Estate 1942, 30 luglio. La missione è di quelle da averci un pizzico d’ansia: scortare un gruppo di bombardieri leggeri Douglas Boston sul territorio francese per andare a bombardare la base del JG-26 di Abbeville-Drucat. JG26, Jagdgeschwader 26, i Top Gun nazisti. La scorta è composta da un gran numero di Spitfire, sia dei vecchi V che alcuni dei più nuovi IX, questi ultimi finalmente in grado di competere con i temibili BF-109 Gustav.

Ma oggi a questi ragazzi andrà storta. Oggi non incontreranno nessun BF-109.

Un attimo prima la tranquillità dell’azzurro cielo francese, un istante dopo il caos, il ferro, il rumore la polvere. Arrivarono attaccando controsole, erano quattro. Quattro aerei mai visti prima, con prestazioni fuori dal comune. Piccoli, manovrabili, veloci e letali, nel giro di pochi minuti tre Spitfire finiscono in fiamme schiantati a terra senza potersi difendere. Solo Donald Kingaby, pilota dal manico rilevante, riuscì a lanciarsi dietro uno di quegli strani aerei e a tirarlo giù. Non sapeva nemmeno lui cosa avesse abbattuto, sapeva solo che aveva motore radiale e che gli rese la vita difficile.

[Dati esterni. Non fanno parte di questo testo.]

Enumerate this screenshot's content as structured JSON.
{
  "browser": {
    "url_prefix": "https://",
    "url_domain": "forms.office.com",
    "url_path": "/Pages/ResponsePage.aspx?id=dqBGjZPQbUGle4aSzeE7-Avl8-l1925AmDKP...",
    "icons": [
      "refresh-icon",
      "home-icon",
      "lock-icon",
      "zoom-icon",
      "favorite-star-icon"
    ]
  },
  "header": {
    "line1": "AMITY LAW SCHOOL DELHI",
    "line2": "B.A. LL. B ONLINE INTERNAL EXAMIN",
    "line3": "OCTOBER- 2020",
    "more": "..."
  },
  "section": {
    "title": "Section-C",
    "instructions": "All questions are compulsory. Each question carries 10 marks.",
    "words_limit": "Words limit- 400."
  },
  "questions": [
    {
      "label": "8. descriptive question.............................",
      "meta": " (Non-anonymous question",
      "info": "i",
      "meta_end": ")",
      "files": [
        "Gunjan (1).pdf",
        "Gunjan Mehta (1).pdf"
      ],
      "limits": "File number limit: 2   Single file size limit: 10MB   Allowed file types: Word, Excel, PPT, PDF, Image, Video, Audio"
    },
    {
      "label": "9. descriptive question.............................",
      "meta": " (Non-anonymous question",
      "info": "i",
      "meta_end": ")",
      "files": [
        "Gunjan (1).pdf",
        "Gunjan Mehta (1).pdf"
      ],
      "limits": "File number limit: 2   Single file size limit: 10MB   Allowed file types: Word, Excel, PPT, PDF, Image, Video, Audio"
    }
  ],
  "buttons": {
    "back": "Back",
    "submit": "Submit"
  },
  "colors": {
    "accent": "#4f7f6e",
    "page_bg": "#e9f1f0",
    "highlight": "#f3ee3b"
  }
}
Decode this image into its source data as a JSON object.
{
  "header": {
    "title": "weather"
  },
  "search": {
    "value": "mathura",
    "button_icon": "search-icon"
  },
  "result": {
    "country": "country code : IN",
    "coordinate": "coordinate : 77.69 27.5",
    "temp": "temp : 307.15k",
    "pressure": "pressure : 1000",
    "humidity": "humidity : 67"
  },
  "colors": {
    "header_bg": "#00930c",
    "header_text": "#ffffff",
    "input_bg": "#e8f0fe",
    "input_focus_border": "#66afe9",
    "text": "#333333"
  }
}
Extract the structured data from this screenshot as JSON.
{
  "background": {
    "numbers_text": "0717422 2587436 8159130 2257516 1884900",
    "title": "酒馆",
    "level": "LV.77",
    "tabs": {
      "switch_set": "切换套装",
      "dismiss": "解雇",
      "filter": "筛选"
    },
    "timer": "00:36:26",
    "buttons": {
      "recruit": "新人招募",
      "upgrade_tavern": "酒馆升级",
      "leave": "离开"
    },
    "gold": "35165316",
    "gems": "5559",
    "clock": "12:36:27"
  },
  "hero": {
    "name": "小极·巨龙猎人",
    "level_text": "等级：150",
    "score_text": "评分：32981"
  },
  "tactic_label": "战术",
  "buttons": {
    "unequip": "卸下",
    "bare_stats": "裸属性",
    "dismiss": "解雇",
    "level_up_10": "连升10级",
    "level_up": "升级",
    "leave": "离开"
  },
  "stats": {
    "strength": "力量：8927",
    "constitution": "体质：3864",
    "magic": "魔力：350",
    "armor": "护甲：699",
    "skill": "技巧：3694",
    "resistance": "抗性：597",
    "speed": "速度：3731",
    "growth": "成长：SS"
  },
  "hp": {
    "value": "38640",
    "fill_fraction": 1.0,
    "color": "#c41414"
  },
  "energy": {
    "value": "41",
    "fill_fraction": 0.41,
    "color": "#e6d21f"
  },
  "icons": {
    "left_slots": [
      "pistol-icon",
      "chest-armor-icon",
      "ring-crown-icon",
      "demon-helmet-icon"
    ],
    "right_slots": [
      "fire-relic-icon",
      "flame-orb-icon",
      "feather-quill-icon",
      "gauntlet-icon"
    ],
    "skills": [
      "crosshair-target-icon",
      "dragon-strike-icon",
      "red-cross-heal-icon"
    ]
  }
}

Arrivarono arroganti, abbatterono tre Spitfire e se andarono. Quei pochi che tornarono a casa raccontarono di quattro H-75 francesi pilotati da tedeschi… nulla di più sbagliato, lo stesso asso della RAF Jonnie Johnson dirà che “nessuna macchina prebellica aveva prestazioni paragonabili a queste bestiacce”, difficile che fossero dei modesti H-75.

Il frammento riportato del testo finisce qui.